Distributed lag model and its Advantages | BSc.CSIT | Simulation and Modeling Distributed Lag Model and advantages of it, Simulation and Modeling Reference Notes Fifth Semester | Third year BSc.CSIT | Tribhuvan University (TU)

Distributed Lag Model
Distributed Lag Model is defined as a type of model that have the property of changing only at fixed interval of time and based on current values of variables on other current values of variables and values that occurred in previous intervals.

In economic studies some economic data are collected over uniform time interval such as a month or year. This model consists of linear algebraic equations that represent continuous system but data are available at fixed points in time.

For example: Mathematical model of national economy

Let,
C=consumption
I=investment
T=Taxes
G=government expenditures
Y=national income
Then
C=20+0.7(Y-T)
I=2+0.1Y
T=0.2Y
Y=C+I+G

All the equation are expressed in billions of rupees.
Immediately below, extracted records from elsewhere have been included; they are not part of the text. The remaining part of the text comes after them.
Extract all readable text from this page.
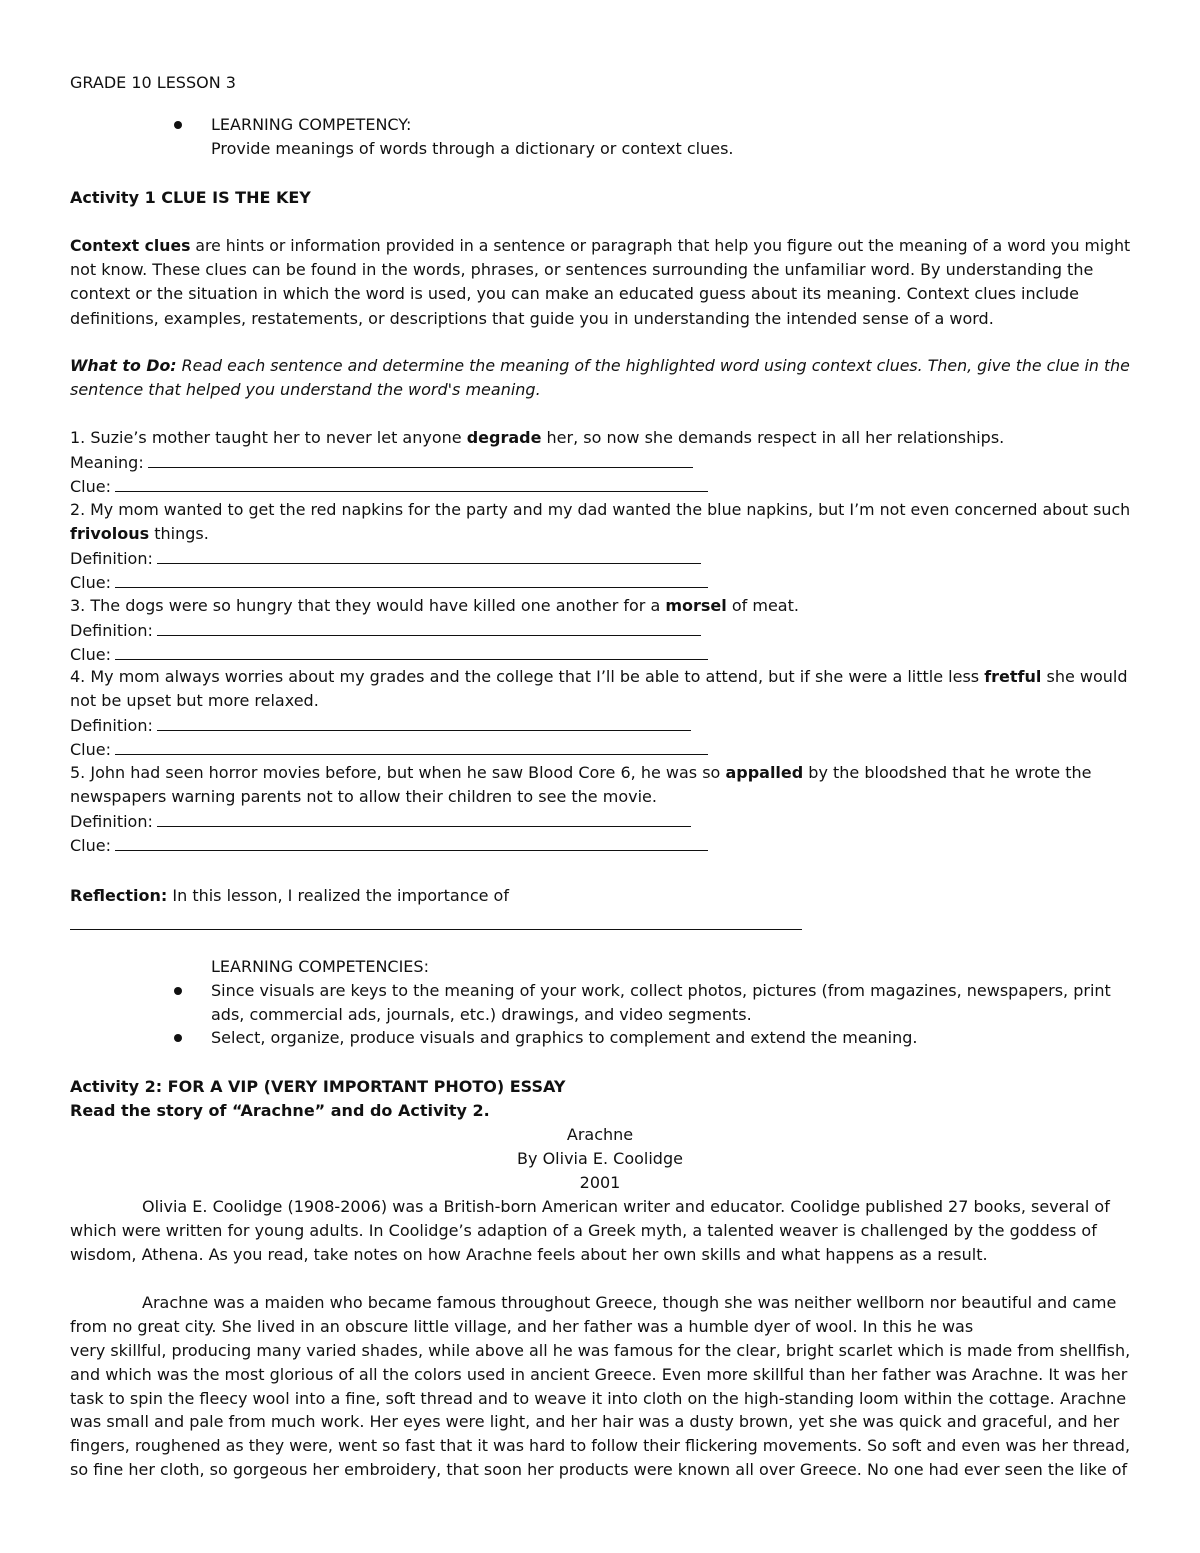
GRADE 10 LESSON 3
LEARNING COMPETENCY:
Provide meanings of words through a dictionary or context clues.
Activity 1 CLUE IS THE KEY
Context clues are hints or information provided in a sentence or paragraph that help you figure out the meaning of a word you might
not know. These clues can be found in the words, phrases, or sentences surrounding the unfamiliar word. By understanding the
context or the situation in which the word is used, you can make an educated guess about its meaning. Context clues include
definitions, examples, restatements, or descriptions that guide you in understanding the intended sense of a word.
What to Do: Read each sentence and determine the meaning of the highlighted word using context clues. Then, give the clue in the
sentence that helped you understand the word's meaning.
1. Suzie’s mother taught her to never let anyone degrade her, so now she demands respect in all her relationships.
Meaning:
Clue:
2. My mom wanted to get the red napkins for the party and my dad wanted the blue napkins, but I’m not even concerned about such
frivolous things.
Definition:
Clue:
3. The dogs were so hungry that they would have killed one another for a morsel of meat.
Definition:
Clue:
4. My mom always worries about my grades and the college that I’ll be able to attend, but if she were a little less fretful she would
not be upset but more relaxed.
Definition:
Clue:
5. John had seen horror movies before, but when he saw Blood Core 6, he was so appalled by the bloodshed that he wrote the
newspapers warning parents not to allow their children to see the movie.
Definition:
Clue:
Reflection: In this lesson, I realized the importance of
LEARNING COMPETENCIES:
Since visuals are keys to the meaning of your work, collect photos, pictures (from magazines, newspapers, print
ads, commercial ads, journals, etc.) drawings, and video segments.
Select, organize, produce visuals and graphics to complement and extend the meaning.
Activity 2: FOR A VIP (VERY IMPORTANT PHOTO) ESSAY
Read the story of “Arachne” and do Activity 2.
Arachne
By Olivia E. Coolidge
2001
Olivia E. Coolidge (1908-2006) was a British-born American writer and educator. Coolidge published 27 books, several of
which were written for young adults. In Coolidge’s adaption of a Greek myth, a talented weaver is challenged by the goddess of
wisdom, Athena. As you read, take notes on how Arachne feels about her own skills and what happens as a result.
Arachne was a maiden who became famous throughout Greece, though she was neither wellborn nor beautiful and came
from no great city. She lived in an obscure little village, and her father was a humble dyer of wool. In this he was
very skillful, producing many varied shades, while above all he was famous for the clear, bright scarlet which is made from shellfish,
and which was the most glorious of all the colors used in ancient Greece. Even more skillful than her father was Arachne. It was her
task to spin the fleecy wool into a fine, soft thread and to weave it into cloth on the high-standing loom within the cottage. Arachne
was small and pale from much work. Her eyes were light, and her hair was a dusty brown, yet she was quick and graceful, and her
fingers, roughened as they were, went so fast that it was hard to follow their flickering movements. So soft and even was her thread,
so fine her cloth, so gorgeous her embroidery, that soon her products were known all over Greece. No one had ever seen the like of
This is static model and can be made dynamic by lagging all the variables as follows

C=20 + 0.7(Y-1 – T-1)
I=2 + 0.1Y-1
T=0.2Y-1
Y=C-1 + I-1 + G-1

Any variable that can be expressed in the form of its current value and one or more previous value is called lagging variable. And hence this model is given the name distributed lag model. The variable in a previous interval is denoted by attaching –n suffix to the variable. Where -n indicate the nth interval.